1) Admit your limitations
Entrepreneurs who fail to delegate can get lost in the minutiae of running a business. There are only so many hours in a day, and wouldn’t you rather spend your time improving your company than chasing after minor tasks.
A good delegator knows they can't or shouldn't do everything themselves. Even Bill Gates conceded that he couldn't run Microsoft by himself and delegated marketing to Steve Ballmer. This decision allowed Microsoft to out-maneuver its rivals in its early days.
You should be willing to assign tasks and delegate responsibility to team members you trust. This way, you get to focus on high-level strategy and business growth.
2) Help employees learn and understand
One reason why many leaders are hesitant to delegate is a lack of confidence in their team members. Simply put, they don't trust them to do the job properly. One way to mitigate that concern is to be willing to help them learn and and understand the impact that their role has on the success of the company.
You can't just dump responsibilities on people and hope for the best. When people understand the specifics of the task and why they matter, they're more likely to do a good job.
Motivation and performance go hand in hand. If you help them understand why their job is important, especially in the context of business growth, they will feel more empowered as a team member.
3) Clarify scope and responsibilities
Understanding alone won't get the job done. A highly motivated team member can still do a poor job if they don't know what they can and cannot do. One of the simplest ways to ensure good results is to clarify their scope and responsibilities.
You should give them a job description and or training material depending on the nature of their responsibilities.
It’s important to lay out what you want done and how you want it done. You need to set expectations and standards. If employees don’t know what the expectations are then most will do what they think they should do but this may or may not be what you want them to do.
During your discussions, you need to help them understand what they need to do, why they're doing it, how it should be done, and the desired outcome.
4) Balance your approach
Delegation isn't an abdication of responsibility, and you still need to stay involved. You can't expect to make the right decisions if you don't know what's happening in your own company.

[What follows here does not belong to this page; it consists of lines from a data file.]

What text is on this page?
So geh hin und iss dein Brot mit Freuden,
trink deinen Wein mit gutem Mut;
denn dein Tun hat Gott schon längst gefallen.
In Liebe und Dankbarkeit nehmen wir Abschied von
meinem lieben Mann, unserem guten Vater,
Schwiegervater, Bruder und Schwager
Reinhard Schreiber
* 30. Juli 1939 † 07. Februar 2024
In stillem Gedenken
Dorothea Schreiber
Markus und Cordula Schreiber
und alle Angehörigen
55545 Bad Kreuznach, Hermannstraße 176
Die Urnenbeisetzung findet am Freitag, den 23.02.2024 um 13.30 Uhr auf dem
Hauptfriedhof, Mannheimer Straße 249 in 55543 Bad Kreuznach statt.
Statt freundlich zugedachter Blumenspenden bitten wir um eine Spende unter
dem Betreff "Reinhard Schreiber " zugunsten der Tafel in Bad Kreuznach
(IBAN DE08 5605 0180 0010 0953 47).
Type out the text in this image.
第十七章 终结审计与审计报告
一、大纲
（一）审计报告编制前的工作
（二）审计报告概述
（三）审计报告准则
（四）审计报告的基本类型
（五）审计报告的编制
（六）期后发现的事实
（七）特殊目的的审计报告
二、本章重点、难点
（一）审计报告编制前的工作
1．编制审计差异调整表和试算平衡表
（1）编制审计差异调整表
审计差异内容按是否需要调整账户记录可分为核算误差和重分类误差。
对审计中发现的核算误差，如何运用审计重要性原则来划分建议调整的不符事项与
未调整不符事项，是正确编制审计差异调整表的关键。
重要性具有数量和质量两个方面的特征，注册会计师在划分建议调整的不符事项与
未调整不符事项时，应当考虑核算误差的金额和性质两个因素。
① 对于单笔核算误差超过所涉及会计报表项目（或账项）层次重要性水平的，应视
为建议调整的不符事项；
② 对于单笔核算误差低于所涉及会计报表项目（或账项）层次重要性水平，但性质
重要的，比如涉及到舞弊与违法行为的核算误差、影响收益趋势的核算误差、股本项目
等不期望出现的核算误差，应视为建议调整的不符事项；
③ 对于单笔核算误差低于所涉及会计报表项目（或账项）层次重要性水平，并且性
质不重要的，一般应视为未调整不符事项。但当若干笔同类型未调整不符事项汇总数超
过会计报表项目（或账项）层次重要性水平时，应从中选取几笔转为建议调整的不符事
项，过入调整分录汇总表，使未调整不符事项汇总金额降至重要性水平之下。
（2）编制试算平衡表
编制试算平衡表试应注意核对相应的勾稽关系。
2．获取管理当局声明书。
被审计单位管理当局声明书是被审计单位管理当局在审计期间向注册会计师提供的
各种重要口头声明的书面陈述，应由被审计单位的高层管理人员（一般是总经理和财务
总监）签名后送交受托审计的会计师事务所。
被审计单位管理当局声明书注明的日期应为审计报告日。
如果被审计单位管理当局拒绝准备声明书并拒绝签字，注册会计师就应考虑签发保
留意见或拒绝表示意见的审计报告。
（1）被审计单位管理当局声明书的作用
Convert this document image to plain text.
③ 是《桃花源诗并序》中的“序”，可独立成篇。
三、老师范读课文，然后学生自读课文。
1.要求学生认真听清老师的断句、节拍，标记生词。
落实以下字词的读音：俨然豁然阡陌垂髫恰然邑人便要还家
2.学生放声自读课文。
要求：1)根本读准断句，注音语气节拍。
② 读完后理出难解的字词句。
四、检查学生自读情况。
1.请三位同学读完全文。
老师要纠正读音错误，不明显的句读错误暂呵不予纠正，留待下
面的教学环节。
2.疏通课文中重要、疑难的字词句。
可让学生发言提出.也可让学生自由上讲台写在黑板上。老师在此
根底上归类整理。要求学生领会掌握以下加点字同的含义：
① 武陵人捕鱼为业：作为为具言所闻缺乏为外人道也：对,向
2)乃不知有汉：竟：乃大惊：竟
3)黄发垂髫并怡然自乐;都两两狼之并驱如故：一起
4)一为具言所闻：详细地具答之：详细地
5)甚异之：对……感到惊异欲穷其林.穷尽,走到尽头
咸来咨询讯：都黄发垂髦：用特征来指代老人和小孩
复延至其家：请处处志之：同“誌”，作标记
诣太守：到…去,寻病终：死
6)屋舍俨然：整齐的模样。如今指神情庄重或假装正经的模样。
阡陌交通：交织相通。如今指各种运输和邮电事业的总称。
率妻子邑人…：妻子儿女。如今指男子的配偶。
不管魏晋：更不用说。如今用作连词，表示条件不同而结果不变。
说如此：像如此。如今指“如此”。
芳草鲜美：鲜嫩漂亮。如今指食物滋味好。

If you're too hands-on, you risk becoming a bottle-neck and demoralizing your team members and. If you've checked out, you could miss pivotal moments where your expertise and support would have changed the outcome for the better. Ultimately, you want to keep your distance, but make yourself available if someone asks for help or guidance.
The bottom line
A smart business leader understands that they need to allow others to step up to the plate for the company to grow. Through delegation, you give team members an opportunity to develop their skills and realize their full potential. As a result, you'll be able to focus on the bigger picture.